Genesis Global Capital accepte de payer une amende de 21 millions de dollars, ce qui représente le règlement conclu avec la SEC concernant les accusations portées.
Le remboursement à la SEC n’interviendra qu’après que les créanciers autorisés par le tribunal des faillites auront été entièrement satisfaits. Voyons tous les détails ci-dessous.
Priorité à la SEC et crédits de faillite : sanctions pour Genesis
Comme prévu, Genesis a accepté de payer une amende civile de 21 millions de dollars dans le cadre d’un règlement des frais liés à la participation à une offre non enregistrée et à la vente de titres via Gemini Earn.
Une injonction permanente a été imposée, comme l’a communiqué la Securities and Exchange Commission des États-Unis.
Le paiement à la SEC ne sera effectué qu’après satisfaction de toutes les réclamations autorisées par le tribunal des faillites, y compris celles des investisseurs particuliers de Gemini Earn.
Gary Gensler, président de la SEC, a déclaré ce qui suit à ce sujet :
« Nous avons accusé Genesis de ne pas avoir enregistré son produit de prêt de crypto-monnaie au détail avant de l’offrir au public, contournant ainsi les exigences de divulgation essentielles conçues pour protéger les investisseurs. L’accord d’aujourd’hui renforce les actions précédentes visant à faire comprendre clairement au marché et au public investisseur que les plateformes de prêt de cryptomonnaies et autres intermédiaires doivent se conformer à nos lois sur les valeurs mobilières qui ont fait leurs preuves. Il s’agit de la meilleure protection pour les investisseurs et favorise la confiance dans les marchés. Ce n’est pas facultatif. C’est la loi. »
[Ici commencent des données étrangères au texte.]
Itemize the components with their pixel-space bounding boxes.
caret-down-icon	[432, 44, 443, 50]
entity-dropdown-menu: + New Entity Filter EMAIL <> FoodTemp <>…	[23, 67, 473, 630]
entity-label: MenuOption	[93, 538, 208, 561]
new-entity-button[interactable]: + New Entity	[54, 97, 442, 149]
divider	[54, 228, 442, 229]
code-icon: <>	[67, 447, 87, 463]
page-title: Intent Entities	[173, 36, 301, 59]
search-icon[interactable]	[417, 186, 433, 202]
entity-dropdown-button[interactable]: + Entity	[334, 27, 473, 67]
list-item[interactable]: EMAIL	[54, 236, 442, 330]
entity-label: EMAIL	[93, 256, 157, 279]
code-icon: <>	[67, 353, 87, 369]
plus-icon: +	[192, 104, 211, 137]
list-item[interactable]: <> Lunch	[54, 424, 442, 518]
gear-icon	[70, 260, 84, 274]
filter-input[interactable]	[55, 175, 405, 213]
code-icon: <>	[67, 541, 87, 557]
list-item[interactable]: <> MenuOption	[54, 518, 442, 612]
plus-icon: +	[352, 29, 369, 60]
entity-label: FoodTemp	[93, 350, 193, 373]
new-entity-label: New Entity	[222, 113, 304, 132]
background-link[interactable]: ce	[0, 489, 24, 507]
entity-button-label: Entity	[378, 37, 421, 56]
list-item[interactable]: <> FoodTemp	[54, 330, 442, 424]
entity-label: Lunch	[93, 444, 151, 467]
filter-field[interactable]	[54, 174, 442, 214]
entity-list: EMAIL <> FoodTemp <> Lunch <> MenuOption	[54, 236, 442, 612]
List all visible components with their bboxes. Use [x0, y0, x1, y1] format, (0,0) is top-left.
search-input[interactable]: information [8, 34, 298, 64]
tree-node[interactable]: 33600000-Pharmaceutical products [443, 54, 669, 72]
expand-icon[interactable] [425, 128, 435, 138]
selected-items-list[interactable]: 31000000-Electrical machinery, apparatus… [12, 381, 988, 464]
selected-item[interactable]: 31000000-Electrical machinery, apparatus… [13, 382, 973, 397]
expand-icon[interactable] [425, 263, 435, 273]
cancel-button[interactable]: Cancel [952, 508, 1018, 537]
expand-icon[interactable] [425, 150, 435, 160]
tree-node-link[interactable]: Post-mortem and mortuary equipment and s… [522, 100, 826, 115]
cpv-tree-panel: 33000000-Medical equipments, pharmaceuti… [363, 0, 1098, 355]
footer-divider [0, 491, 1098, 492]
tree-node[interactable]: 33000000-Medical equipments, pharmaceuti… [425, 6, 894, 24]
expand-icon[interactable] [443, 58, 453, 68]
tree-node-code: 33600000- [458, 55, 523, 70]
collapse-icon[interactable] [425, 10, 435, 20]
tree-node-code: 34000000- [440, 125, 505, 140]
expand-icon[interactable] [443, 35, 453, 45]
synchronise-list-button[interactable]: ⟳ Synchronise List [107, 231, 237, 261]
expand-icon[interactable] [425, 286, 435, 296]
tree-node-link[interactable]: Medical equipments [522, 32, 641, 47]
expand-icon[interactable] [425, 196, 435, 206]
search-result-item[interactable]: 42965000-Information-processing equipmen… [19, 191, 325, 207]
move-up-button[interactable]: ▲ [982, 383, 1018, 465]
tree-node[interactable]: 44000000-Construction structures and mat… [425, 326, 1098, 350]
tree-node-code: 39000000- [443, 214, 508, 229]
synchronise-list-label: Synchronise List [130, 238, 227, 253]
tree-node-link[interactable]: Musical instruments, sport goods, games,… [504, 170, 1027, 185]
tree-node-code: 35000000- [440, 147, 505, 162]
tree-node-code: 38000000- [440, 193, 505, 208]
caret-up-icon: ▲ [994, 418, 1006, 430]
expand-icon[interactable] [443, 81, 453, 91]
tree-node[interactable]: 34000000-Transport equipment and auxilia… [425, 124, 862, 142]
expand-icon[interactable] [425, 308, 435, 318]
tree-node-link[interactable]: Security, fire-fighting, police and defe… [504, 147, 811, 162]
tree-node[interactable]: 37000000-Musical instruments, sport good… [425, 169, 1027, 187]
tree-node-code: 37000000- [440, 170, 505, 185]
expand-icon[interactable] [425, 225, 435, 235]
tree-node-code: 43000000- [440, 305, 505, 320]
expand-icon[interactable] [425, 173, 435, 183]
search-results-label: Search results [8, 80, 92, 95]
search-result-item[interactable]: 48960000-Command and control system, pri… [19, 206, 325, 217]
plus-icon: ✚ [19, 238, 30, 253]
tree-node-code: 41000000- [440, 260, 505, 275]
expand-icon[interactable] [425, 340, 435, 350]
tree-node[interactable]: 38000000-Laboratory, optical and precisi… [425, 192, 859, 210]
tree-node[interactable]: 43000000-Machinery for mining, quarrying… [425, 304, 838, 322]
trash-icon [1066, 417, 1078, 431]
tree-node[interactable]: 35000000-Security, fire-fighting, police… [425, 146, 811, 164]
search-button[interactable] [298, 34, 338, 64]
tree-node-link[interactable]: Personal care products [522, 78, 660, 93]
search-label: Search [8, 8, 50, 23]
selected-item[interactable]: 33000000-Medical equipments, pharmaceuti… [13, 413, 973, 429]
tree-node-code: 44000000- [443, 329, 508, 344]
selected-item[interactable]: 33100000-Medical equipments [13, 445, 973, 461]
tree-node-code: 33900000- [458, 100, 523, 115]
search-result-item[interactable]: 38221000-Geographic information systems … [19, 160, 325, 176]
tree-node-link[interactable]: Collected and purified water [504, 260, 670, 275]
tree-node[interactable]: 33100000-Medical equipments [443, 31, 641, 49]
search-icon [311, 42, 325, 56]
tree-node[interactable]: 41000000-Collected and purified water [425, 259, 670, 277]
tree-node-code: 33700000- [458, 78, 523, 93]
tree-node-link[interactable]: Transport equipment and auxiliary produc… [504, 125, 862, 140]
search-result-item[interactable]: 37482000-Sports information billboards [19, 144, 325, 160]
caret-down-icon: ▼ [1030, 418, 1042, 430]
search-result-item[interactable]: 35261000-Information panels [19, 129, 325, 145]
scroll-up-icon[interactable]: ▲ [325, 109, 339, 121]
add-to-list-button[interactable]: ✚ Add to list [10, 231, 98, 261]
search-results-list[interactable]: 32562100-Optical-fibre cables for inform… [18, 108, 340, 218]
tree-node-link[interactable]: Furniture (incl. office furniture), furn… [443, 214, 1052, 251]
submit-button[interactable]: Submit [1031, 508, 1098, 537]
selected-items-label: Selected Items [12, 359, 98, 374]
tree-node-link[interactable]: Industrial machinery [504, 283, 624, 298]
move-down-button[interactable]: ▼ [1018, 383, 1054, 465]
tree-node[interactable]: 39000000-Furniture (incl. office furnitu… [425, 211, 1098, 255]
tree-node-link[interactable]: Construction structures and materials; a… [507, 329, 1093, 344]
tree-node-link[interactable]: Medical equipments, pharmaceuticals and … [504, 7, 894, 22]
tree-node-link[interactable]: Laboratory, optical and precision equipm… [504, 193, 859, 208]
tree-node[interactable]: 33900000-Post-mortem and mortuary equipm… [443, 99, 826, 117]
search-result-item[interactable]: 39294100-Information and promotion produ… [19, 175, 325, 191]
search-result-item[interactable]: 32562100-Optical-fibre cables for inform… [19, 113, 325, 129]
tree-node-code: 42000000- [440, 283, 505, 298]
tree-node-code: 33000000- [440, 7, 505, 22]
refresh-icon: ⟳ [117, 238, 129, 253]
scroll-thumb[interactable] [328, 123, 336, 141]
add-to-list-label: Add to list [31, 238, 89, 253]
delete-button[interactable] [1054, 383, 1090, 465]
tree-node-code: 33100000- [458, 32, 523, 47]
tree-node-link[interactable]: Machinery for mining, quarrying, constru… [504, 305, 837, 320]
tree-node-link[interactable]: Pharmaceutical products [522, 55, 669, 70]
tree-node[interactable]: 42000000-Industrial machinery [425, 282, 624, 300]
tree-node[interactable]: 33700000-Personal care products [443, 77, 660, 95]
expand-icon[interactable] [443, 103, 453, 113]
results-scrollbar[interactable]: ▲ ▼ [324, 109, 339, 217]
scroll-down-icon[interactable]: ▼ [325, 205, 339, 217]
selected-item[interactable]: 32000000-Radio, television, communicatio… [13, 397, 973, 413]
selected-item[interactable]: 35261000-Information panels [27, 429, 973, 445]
Gurbir S. Grewal, directeur de la Division of Enforcement de la SEC, a commenté :
« L’échec du programme Gemini Earn met en évidence les risques auxquels les investisseurs sont exposés lorsque les acteurs du marché ne se conforment pas aux lois fédérales sur les valeurs mobilières. Cette mesure exécutive montre clairement qu’aucune publicité ne peut remplacer les informations requises par les lois fédérales sur les valeurs mobilières pour protéger les investisseurs.
Les accusations précédentes de la SEC et la faillite de Genesis
Rappelons que la SEC a déposé des accusations contre Genesis et Gemini Trust Company le 12 janvier 2023, en se concentrant sur le programme Gemini Earn.
Ce dernier a permis aux investisseurs particuliers de prêter des actifs cryptographiques à Genesis en échange des intérêts gagnés sur les actifs prêtés.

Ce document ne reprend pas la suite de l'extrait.